Where Mold Likes To Grow
In this project, students can determine where mould likes to grow the best based on a selection of testing environments. Take three slices of bread from the same loaf. Put one slice into a brown paper bag, add a few drops of water and place the bag in a dark corner of the kitchen or room. Put the second slice into a brown paper bag and stick it into the fridge. The third slice goes into a brown paper bag, does not get any water added and is left in a dark corner. Monitor the moldiness of the different breads for four or five days, taking note of which breads are moulding the fastest. At the end of the experiment, you will find that the bread with the water added moulded the fastest and the bread in the fridge moulded at the slowest rate. Write a response about why the various conditions had different effects on the mould.
Growing Bread Mold
Teach students that bread mould spores exist in suspended air and can drop to the floor or onto objects as dust. For the project, have students use a cotton swab to pick up dust from the floor. Trace the cotton swab over a slice of bread, exposing the bread to the spores that were collected, but remain invisible to the naked eye. Add five or six drops of water to the bread and seal it in an airtight bag. Leave the bread alone and come back to it in a few days to review the results.
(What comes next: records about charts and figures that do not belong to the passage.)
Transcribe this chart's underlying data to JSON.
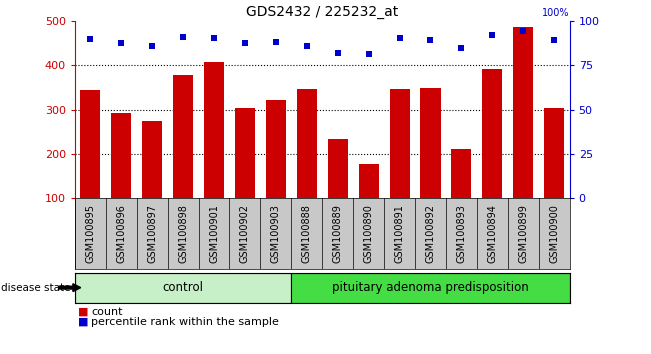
{
  "title": "GDS2432 / 225232_at",
  "samples": [
    "GSM100895",
    "GSM100896",
    "GSM100897",
    "GSM100898",
    "GSM100901",
    "GSM100902",
    "GSM100903",
    "GSM100888",
    "GSM100889",
    "GSM100890",
    "GSM100891",
    "GSM100892",
    "GSM100893",
    "GSM100894",
    "GSM100899",
    "GSM100900"
  ],
  "counts": [
    345,
    292,
    275,
    378,
    407,
    305,
    323,
    348,
    235,
    178,
    347,
    350,
    212,
    393,
    487,
    305
  ],
  "percentile_values": [
    460,
    450,
    445,
    465,
    462,
    450,
    452,
    443,
    428,
    427,
    462,
    458,
    440,
    468,
    478,
    458
  ],
  "group_labels": [
    "control",
    "pituitary adenoma predisposition"
  ],
  "control_count": 7,
  "ylim_left": [
    100,
    500
  ],
  "ylim_right": [
    0,
    100
  ],
  "yticks_left": [
    100,
    200,
    300,
    400,
    500
  ],
  "yticks_right": [
    0,
    25,
    50,
    75,
    100
  ],
  "bar_color": "#cc0000",
  "scatter_color": "#0000cc",
  "control_color": "#c8f0c8",
  "adenoma_color": "#44dd44",
  "right_axis_color": "#0000cc",
  "left_axis_color": "#cc0000",
  "title_fontsize": 10,
  "tick_label_fontsize": 7,
  "axis_tick_fontsize": 8,
  "legend_fontsize": 8
}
Students will find that mould has grown over the sliced bread, which is a process known as germination.
The Preservatives Factor
This project educates students about how preservatives prolong the shelf life of bread. You will need one loaf of preservative-free bread and another loaf of bread with preservatives. Add some drops of water to each loaf and seal them up identically. Put both loaves in a dark pantry or closet and check on them each day to see which loaf of bread is moulding the fastest. Have students identify why the loaf without the preservatives is the first to mould.